The flexor digitorum superficialis indicis has been described as an accessory muscle of the hand and wrist usually encountered during operative procedures in patients with symptoms of carpal tunnel syndrome, with the muscle noted to displace or compress the median nerve [2-4,10,11]. Our literature review yielded only one other case report where a flexor digitorum superficialis indicis has been associated with penetration of the median nerve. Skie and Ciocanel [11] described this finding during an operative procedure in a patient who presented with carpal tunnel symptoms but had a conduction delay 4 cm proximal to the wrist crease on EMG. Intraoperatively, the flexor digitorum superficialis indicis penetrated the median nerve which was divided into a deep component – making up two-thirds of the total nerve diameter – and a superficial component that was one-third of the total diameter. The median nerve was noted to conjoin proximally and distally to the penetrating flexor digitorum superficialis indicis [11] Unlike the case reported by Skie and Ciocanel [11] – which was diagnosed intraoperatively – the accessory muscle in our case was observed non-invasively under sonography. Additionally, our nerve was considered a bifid median nerve as the divisions did not rejoin distally as it did in the case reported by Skie and Ciocancel [11]

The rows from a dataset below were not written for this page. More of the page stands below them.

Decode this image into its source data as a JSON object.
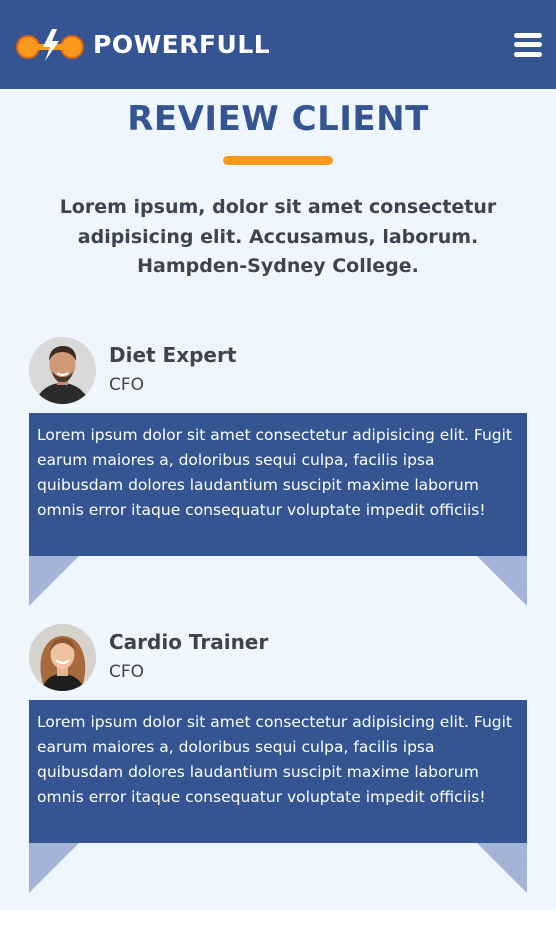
{
  "header": {
    "brand": "POWERFULL",
    "logo_icon": "dumbbell-lightning-logo",
    "menu_icon": "hamburger-menu-icon"
  },
  "section": {
    "title": "REVIEW CLIENT",
    "intro": "Lorem ipsum, dolor sit amet consectetur adipisicing elit. Accusamus, laborum. Hampden-Sydney College."
  },
  "reviews": [
    {
      "name": "Diet Expert",
      "role": "CFO",
      "quote": "Lorem ipsum dolor sit amet consectetur adipisicing elit. Fugit earum maiores a, doloribus sequi culpa, facilis ipsa quibusdam dolores laudantium suscipit maxime laborum omnis error itaque consequatur voluptate impedit officiis!"
    },
    {
      "name": "Cardio Trainer",
      "role": "CFO",
      "quote": "Lorem ipsum dolor sit amet consectetur adipisicing elit. Fugit earum maiores a, doloribus sequi culpa, facilis ipsa quibusdam dolores laudantium suscipit maxime laborum omnis error itaque consequatur voluptate impedit officiis!"
    }
  ],
  "colors": {
    "primary": "#345592",
    "accent": "#f7991d",
    "background": "#eff6fe",
    "tail": "#a3b4d7"
  }
}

Our case highlights the value and utility of ultrasound as a diagnostic and therapeutic tool in the management of peripheral neuropathies. Ultrasound can be performed in a number of settings and is an accurate, cost-effective method for the anatomic evaluation of entrapment neuropathies. Sonographic criteria for the diagnosis of carpal tunnel syndrome has been well described and correlate with well-established diagnostic modalities, such as electrodiagnostics [15,11,13,18]. Understanding the anatomical course of the median nerve is important for procedural management of patients with carpal tunnel syndrome. If symptoms become refractory to percutaneous interventions,these sonographic findings may be critical to aid in surgical planning and intervention, and ultimately playing key roles in the prevention of intraoperative and perioperative complications.
CONCLUSION
We present a rarely reported case of carpal tunnel syndrome with an accessory flexor digitorum superficialis indicis, bisecting a high division, bifid median nerve, diagnosed non-invasively with sonography. In addition to highlighting the clinical utility of the diagnostic modality, we report on the successful short-term outcome of an ultrasound-guided percutaneous intervention in our patient.